# Cheap LED Strip Light. Your thoughts?



## OutdoorHero (31 May 2011)

Hey there Folks,

It's time to set up my next little project and I want to go a bit Heath Robinson.  Having been inspired by Diana Walstad's shrimp bowls, I remembered that I have a little 15L nano in the loft that I used to use as a reef aquarium (30cm x 20cm x 25cm).  I want a low tech planted with red cherry shrimp (not ready for CO2 yet).  I found these LED strip lights on ebay and would like to use them to replace the busted lighting in the tank.

http://cgi.ebay.co.uk/12V-48-LED-FL...plies_Fish&hash=item4150d6be08#ht_2905wt_1139

There are 24 and 48 led strips that would make one and two passes across the tank respectively.  Which one to go for?  Is the 48 LED too much and a recipe for algae problems?  They're spaced 1cm apart.  I realise there's not much to go on (there's no wattage on the specs) so your input would be very much appreciated.  

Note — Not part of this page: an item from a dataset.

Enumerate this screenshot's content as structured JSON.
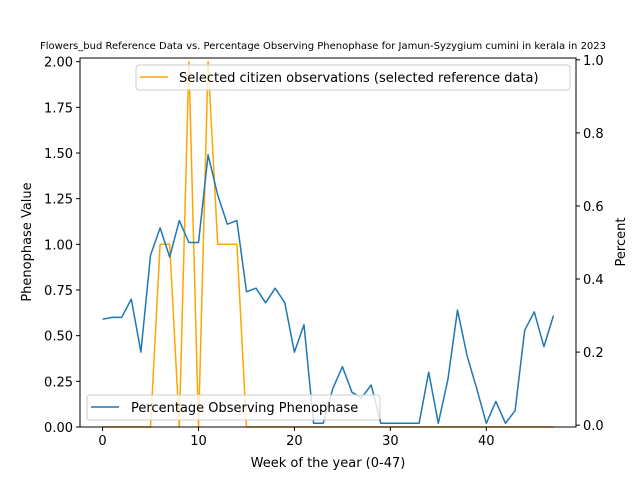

Reading these boards has convinced me after many years that colour temperature is an irrelevancy, and I assume this applies to LED too.  More thoughts would be appreciated.

Cheers,

Joe


----------



## Johno2090 (31 May 2011)

Hmm these little strip light aren't useful for growing anything I bought off the same seller and there just not worth it. Get a Desk lamp with a LED bulb for it.


----------



## OutdoorHero (31 May 2011)

Cheers for the response, mate.  I had looked into desk lamps but only looked at ones with energy saving bulbs- apparently they're no good with timers.  Any suggestions on desk lamps regarding wattage and suppliers?

Your help is appreciated.

Joe


----------



## OutdoorHero (31 May 2011)

That's LED desk lamps by the way...


----------



## LondonDragon (10 Jun 2011)

I used these led strips in the past, used them twice, they lasted about a year before burning out and stopped working.


----------



## brunosmith (28 Jun 2011)

what about flexible LED strip  ? 
has anyone tried ?  :idea:


----------